In April, while many people were celebrating the arrival of spring, the International Consortium of Investigative Journalists disclosed the existence of 11.5 million private documents it had obtained from Panamanian law firm Mossack Fonseca. In disclosing the Panama Papers, the consortium exposed to the public the secret world of financial dealings that the wealthy, the powerful, and the criminal underworld use to hide money from, and evade taxes owed to, governments worldwide.
The public was justifiably outraged. The leak caused ordinary people around the world to protest a system that enabled and supported such financial secrecy. Those protests brought down at least one government, led to the resignation of other officials, and created a massive backlash against the secret financial dealings of politicians, business people, crime syndicates, and power brokers.
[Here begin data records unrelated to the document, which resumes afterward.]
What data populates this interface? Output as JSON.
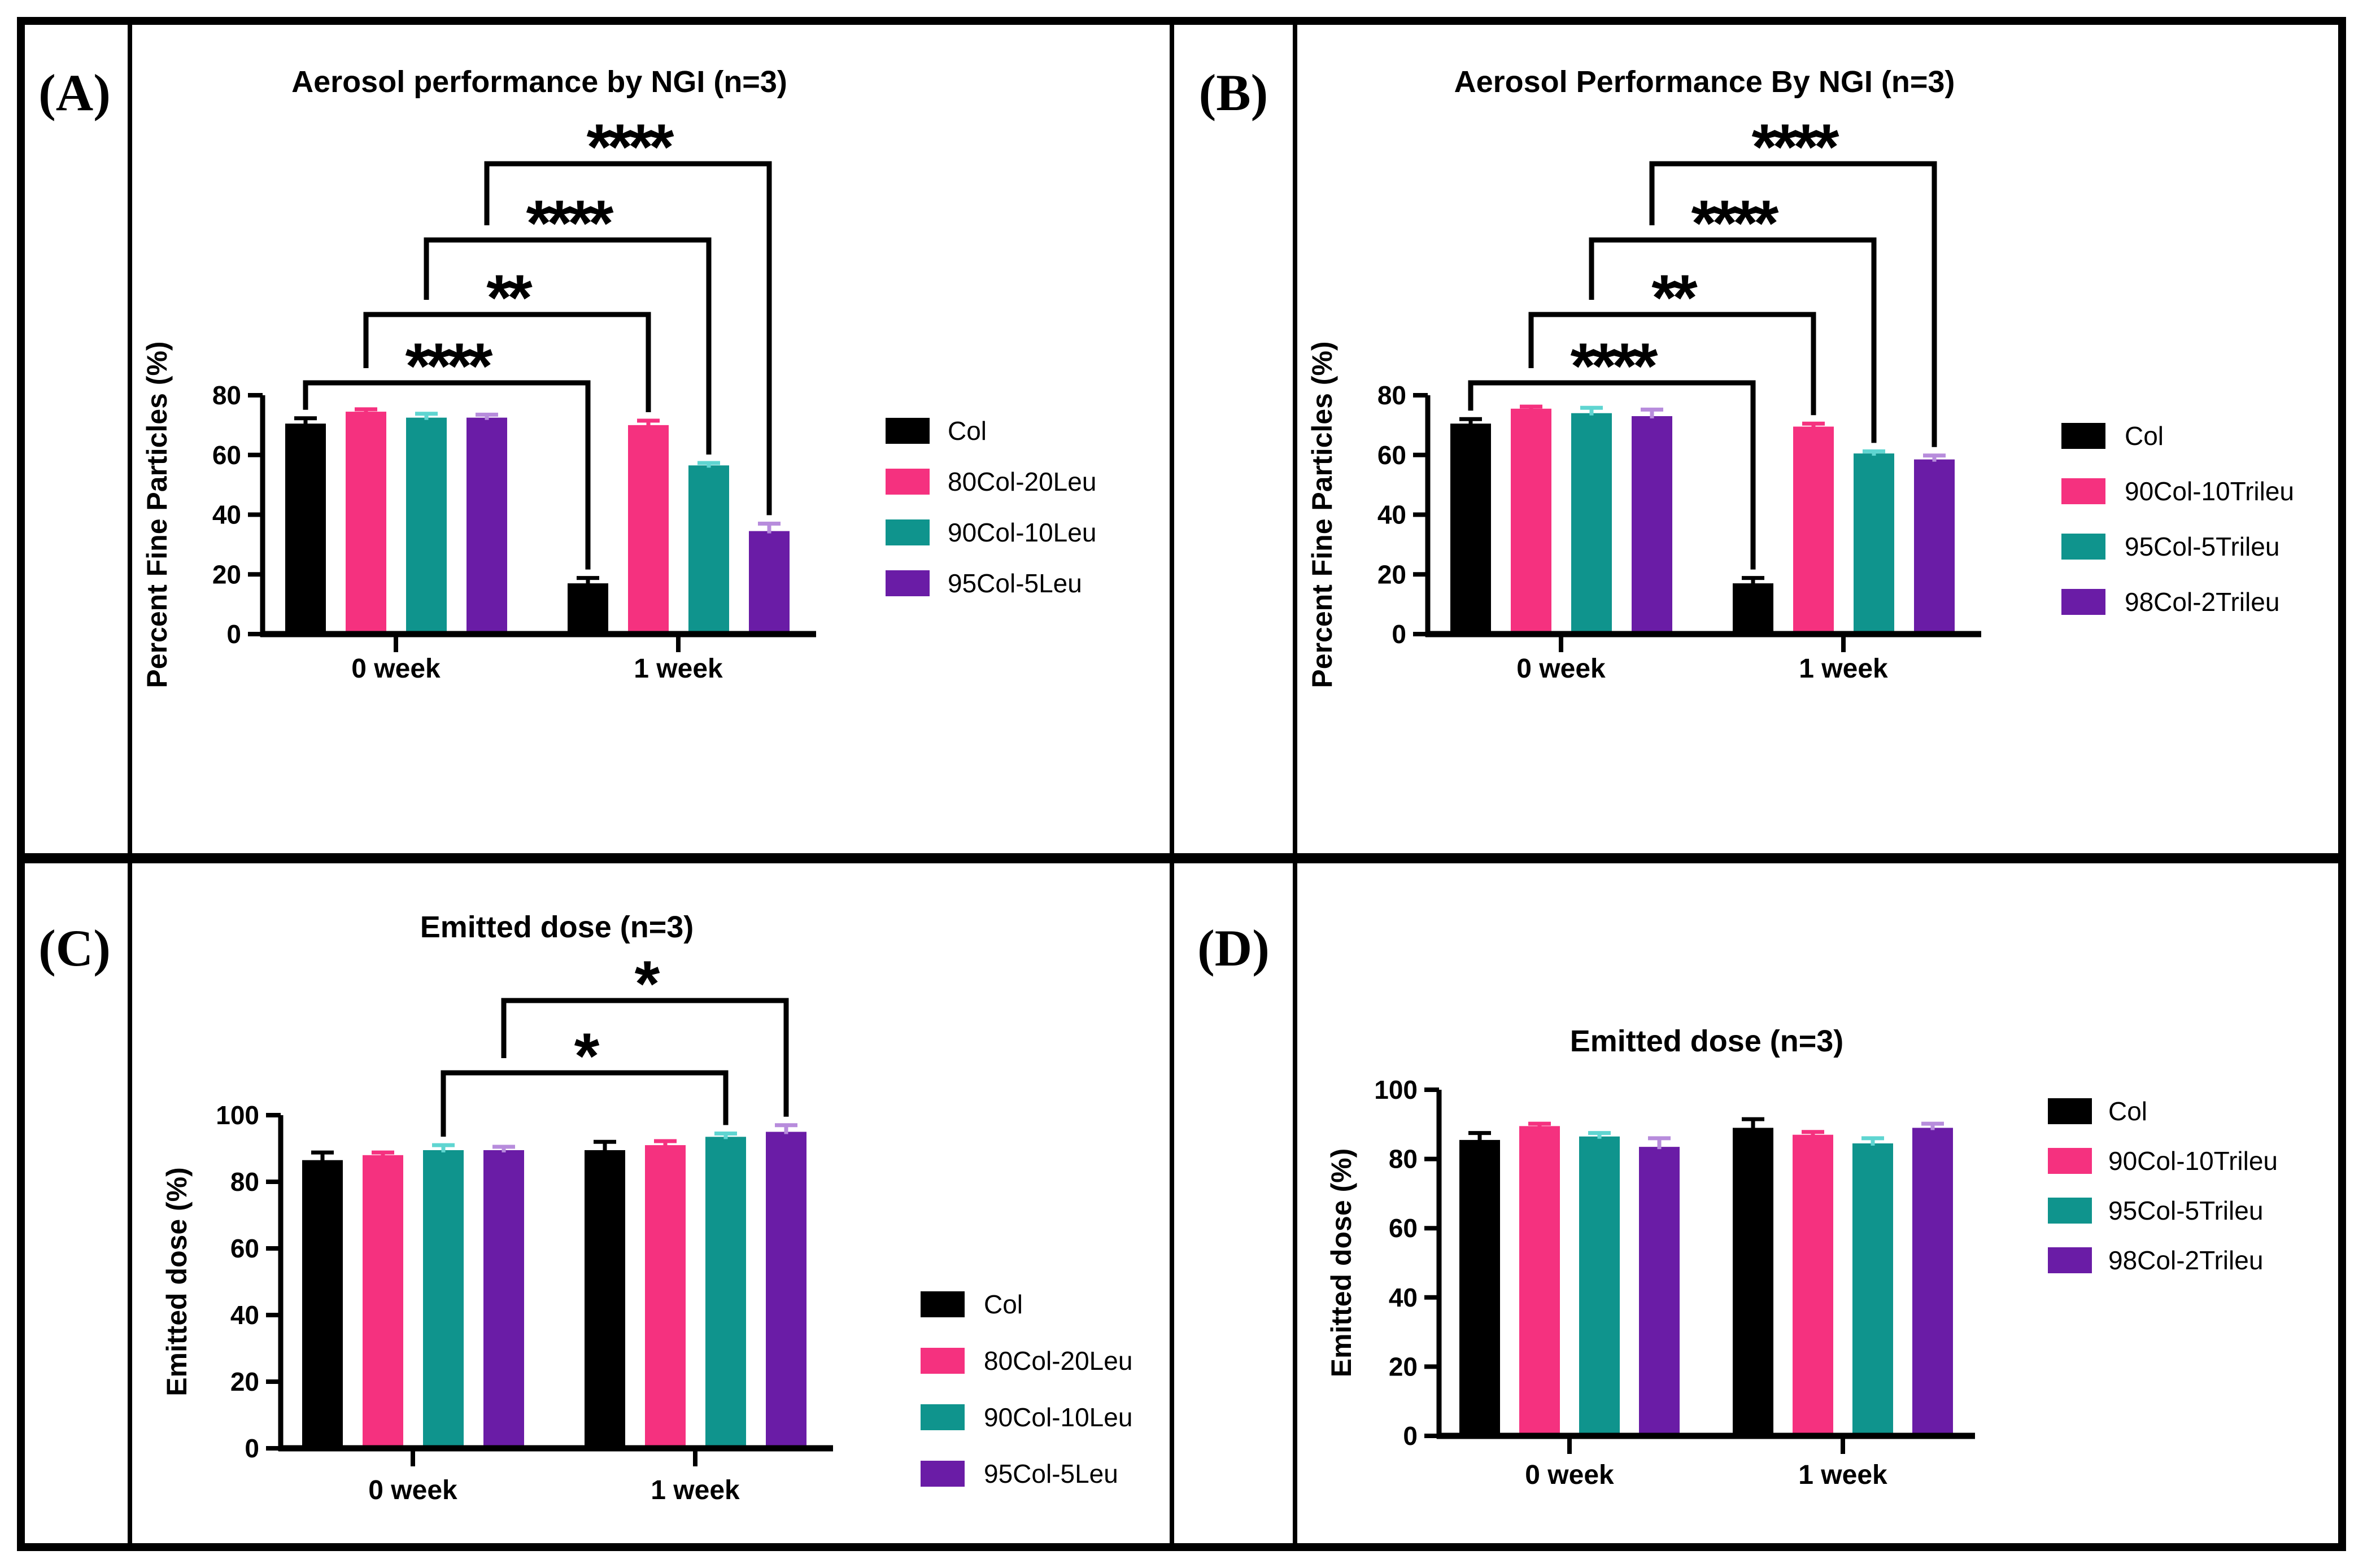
{
  "figure_background": "#ffffff",
  "chart_data": [
    {
      "type": "bar",
      "panel_label": "(A)",
      "title": "Aerosol performance by NGI (n=3)",
      "xlabel": "",
      "ylabel": "Percent Fine Particles (%)",
      "ylim": [
        0,
        80
      ],
      "yticks": [
        0,
        20,
        40,
        60,
        80
      ],
      "ytick_labels": [
        "0",
        "20",
        "40",
        "60",
        "80"
      ],
      "categories": [
        "0 week",
        "1 week"
      ],
      "grid": "off",
      "legend_position": "right",
      "series": [
        {
          "name": "Col",
          "color": "#000000",
          "error_color": "#000000",
          "values": [
            70.5,
            17
          ],
          "errors": [
            1.8,
            1.8
          ]
        },
        {
          "name": "80Col-20Leu",
          "color": "#F5317F",
          "error_color": "#F5317F",
          "values": [
            74.5,
            70
          ],
          "errors": [
            0.8,
            1.5
          ]
        },
        {
          "name": "90Col-10Leu",
          "color": "#0F948D",
          "error_color": "#5FD5D1",
          "values": [
            72.5,
            56.5
          ],
          "errors": [
            1.3,
            0.8
          ]
        },
        {
          "name": "95Col-5Leu",
          "color": "#6A1CA6",
          "error_color": "#B78CDC",
          "values": [
            72.5,
            34.5
          ],
          "errors": [
            1.0,
            2.5
          ]
        }
      ],
      "brackets": [
        {
          "series": 0,
          "stars": "****",
          "compares": "Col 0 week vs Col 1 week"
        },
        {
          "series": 1,
          "stars": "**",
          "compares": "80Col-20Leu 0 week vs 1 week"
        },
        {
          "series": 2,
          "stars": "****",
          "compares": "90Col-10Leu 0 week vs 1 week"
        },
        {
          "series": 3,
          "stars": "****",
          "compares": "95Col-5Leu 0 week vs 1 week"
        }
      ]
    },
    {
      "type": "bar",
      "panel_label": "(B)",
      "title": "Aerosol Performance By NGI (n=3)",
      "xlabel": "",
      "ylabel": "Percent Fine Particles (%)",
      "ylim": [
        0,
        80
      ],
      "yticks": [
        0,
        20,
        40,
        60,
        80
      ],
      "ytick_labels": [
        "0",
        "20",
        "40",
        "60",
        "80"
      ],
      "categories": [
        "0 week",
        "1 week"
      ],
      "grid": "off",
      "legend_position": "right",
      "series": [
        {
          "name": "Col",
          "color": "#000000",
          "error_color": "#000000",
          "values": [
            70.5,
            17
          ],
          "errors": [
            1.5,
            1.8
          ]
        },
        {
          "name": "90Col-10Trileu",
          "color": "#F5317F",
          "error_color": "#F5317F",
          "values": [
            75.5,
            69.5
          ],
          "errors": [
            0.7,
            1.0
          ]
        },
        {
          "name": "95Col-5Trileu",
          "color": "#0F948D",
          "error_color": "#5FD5D1",
          "values": [
            74,
            60.5
          ],
          "errors": [
            1.8,
            0.7
          ]
        },
        {
          "name": "98Col-2Trileu",
          "color": "#6A1CA6",
          "error_color": "#B78CDC",
          "values": [
            73,
            58.5
          ],
          "errors": [
            2.2,
            1.3
          ]
        }
      ],
      "brackets": [
        {
          "series": 0,
          "stars": "****",
          "compares": "Col 0 week vs Col 1 week"
        },
        {
          "series": 1,
          "stars": "**",
          "compares": "90Col-10Trileu 0 week vs 1 week"
        },
        {
          "series": 2,
          "stars": "****",
          "compares": "95Col-5Trileu 0 week vs 1 week"
        },
        {
          "series": 3,
          "stars": "****",
          "compares": "98Col-2Trileu 0 week vs 1 week"
        }
      ]
    },
    {
      "type": "bar",
      "panel_label": "(C)",
      "title": "Emitted dose (n=3)",
      "xlabel": "",
      "ylabel": "Emitted dose (%)",
      "ylim": [
        0,
        100
      ],
      "yticks": [
        0,
        20,
        40,
        60,
        80,
        100
      ],
      "ytick_labels": [
        "0",
        "20",
        "40",
        "60",
        "80",
        "100"
      ],
      "categories": [
        "0 week",
        "1 week"
      ],
      "grid": "off",
      "legend_position": "right",
      "series": [
        {
          "name": "Col",
          "color": "#000000",
          "error_color": "#000000",
          "values": [
            86.5,
            89.5
          ],
          "errors": [
            2.3,
            2.5
          ]
        },
        {
          "name": "80Col-20Leu",
          "color": "#F5317F",
          "error_color": "#F5317F",
          "values": [
            88,
            91
          ],
          "errors": [
            0.8,
            1.2
          ]
        },
        {
          "name": "90Col-10Leu",
          "color": "#0F948D",
          "error_color": "#5FD5D1",
          "values": [
            89.5,
            93.5
          ],
          "errors": [
            1.5,
            1.0
          ]
        },
        {
          "name": "95Col-5Leu",
          "color": "#6A1CA6",
          "error_color": "#B78CDC",
          "values": [
            89.5,
            95
          ],
          "errors": [
            1.0,
            2.0
          ]
        }
      ],
      "brackets": [
        {
          "series": 2,
          "stars": "*",
          "compares": "90Col-10Leu 0 week vs 1 week"
        },
        {
          "series": 3,
          "stars": "*",
          "compares": "95Col-5Leu 0 week vs 1 week"
        }
      ]
    },
    {
      "type": "bar",
      "panel_label": "(D)",
      "title": "Emitted dose (n=3)",
      "xlabel": "",
      "ylabel": "Emitted dose (%)",
      "ylim": [
        0,
        100
      ],
      "yticks": [
        0,
        20,
        40,
        60,
        80,
        100
      ],
      "ytick_labels": [
        "0",
        "20",
        "40",
        "60",
        "80",
        "100"
      ],
      "categories": [
        "0 week",
        "1 week"
      ],
      "grid": "off",
      "legend_position": "right",
      "series": [
        {
          "name": "Col",
          "color": "#000000",
          "error_color": "#000000",
          "values": [
            85.5,
            89
          ],
          "errors": [
            2.0,
            2.5
          ]
        },
        {
          "name": "90Col-10Trileu",
          "color": "#F5317F",
          "error_color": "#F5317F",
          "values": [
            89.5,
            87
          ],
          "errors": [
            0.7,
            0.8
          ]
        },
        {
          "name": "95Col-5Trileu",
          "color": "#0F948D",
          "error_color": "#5FD5D1",
          "values": [
            86.5,
            84.5
          ],
          "errors": [
            1.0,
            1.5
          ]
        },
        {
          "name": "98Col-2Trileu",
          "color": "#6A1CA6",
          "error_color": "#B78CDC",
          "values": [
            83.5,
            89
          ],
          "errors": [
            2.5,
            1.2
          ]
        }
      ],
      "brackets": []
    }
  ]
}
The law firm at the center of the controversy, Mossack Fonseca, took a big hit, losing business and opening itself up to criminal and other investigations in a number of countries.
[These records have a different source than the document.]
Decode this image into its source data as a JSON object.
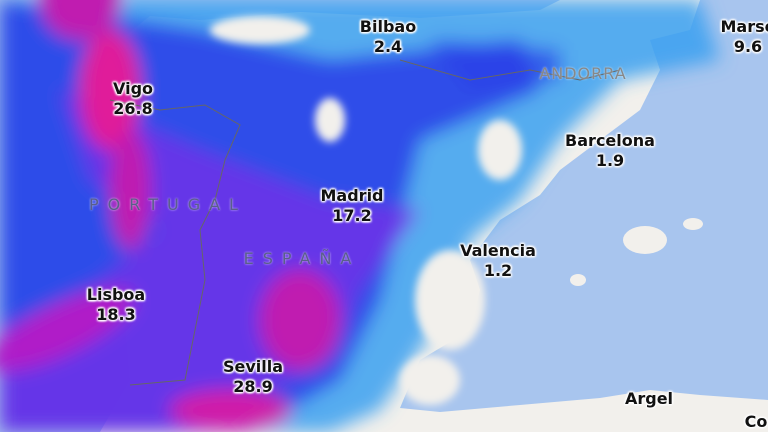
{
  "map": {
    "colors": {
      "sea": "#a8c5ee",
      "land": "#f2f0ec",
      "light_rain": "#3aa0f0",
      "moderate_rain": "#2a3ee8",
      "heavy_rain": "#9a1ee0",
      "extreme_rain": "#e01a9a"
    },
    "countries": [
      {
        "name": "PORTUGAL"
      },
      {
        "name": "ESPAÑA"
      },
      {
        "name": "ANDORRA"
      }
    ],
    "cities": [
      {
        "name": "Bilbao",
        "value": "2.4"
      },
      {
        "name": "Marse",
        "value": "9.6"
      },
      {
        "name": "Vigo",
        "value": "26.8"
      },
      {
        "name": "Barcelona",
        "value": "1.9"
      },
      {
        "name": "Madrid",
        "value": "17.2"
      },
      {
        "name": "Valencia",
        "value": "1.2"
      },
      {
        "name": "Lisboa",
        "value": "18.3"
      },
      {
        "name": "Sevilla",
        "value": "28.9"
      },
      {
        "name": "Argel",
        "value": ""
      },
      {
        "name": "Co",
        "value": ""
      }
    ]
  }
}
Most governments reacted swiftly and decisively to address growing public anger at the disclosures. Some placed Panama on a blacklist of financially opaque countries, subjecting it to additional scrutiny and removing some benefits. Others proposed to establish registries of beneficial owners for LLCs and partnerships, hoping to shed light on the secret dealings.
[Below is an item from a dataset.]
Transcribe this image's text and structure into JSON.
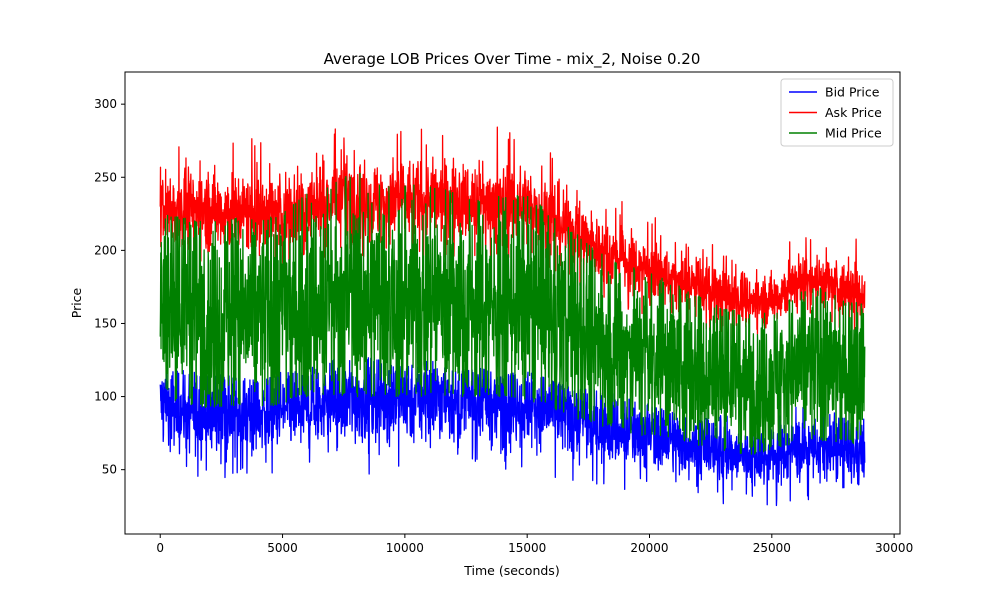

Seeing its role as one of the Western Hemisphere’s financial hubs jeopardized, Panama took several steps designed to assure a skeptical public that it could identify any potential abuses and address them accordingly. First, it agreed to adopt the OECD’s common reporting standard, a commitment it had made last year and then reneged on. Then it signed the multilateral convention on exchange of tax information, ensuring that tax administrations in other countries would have access to Panamanian tax records to administer their tax laws.
In perhaps the country’s most trumpeted confidence-building measure, Panamanian President Juan Carlos Varela announced the creation of a seven-member independent commission to review the country’s financial and legal practices and issue a report of its findings. Claiming that Panama was committed to “transparency and international co-operation,” Varela appointed Nobel-Prize-winning economist Joseph Stiglitz and Swiss secrecy expert Mark Pieth to the commission.
At the commission’s first meeting in early June, Stiglitz, Pieth, and their five colleagues asked the Panamanian government to make just one commitment: make the independent commission’s final report public. Panama recently said no. Decrying Panama’s failure to commit to transparency, Stieglitz and Pieth resigned in response. Who can blame them?
Spring has since turned to summer. And as they usually do, many in the Northern Hemisphere have gone on holiday. Unfortunately, Panama’s claim to support greater financial transparency seems to have taken a holiday as well. It is long past time for Panama to acknowledge that transparency is always in season, and clean up its act.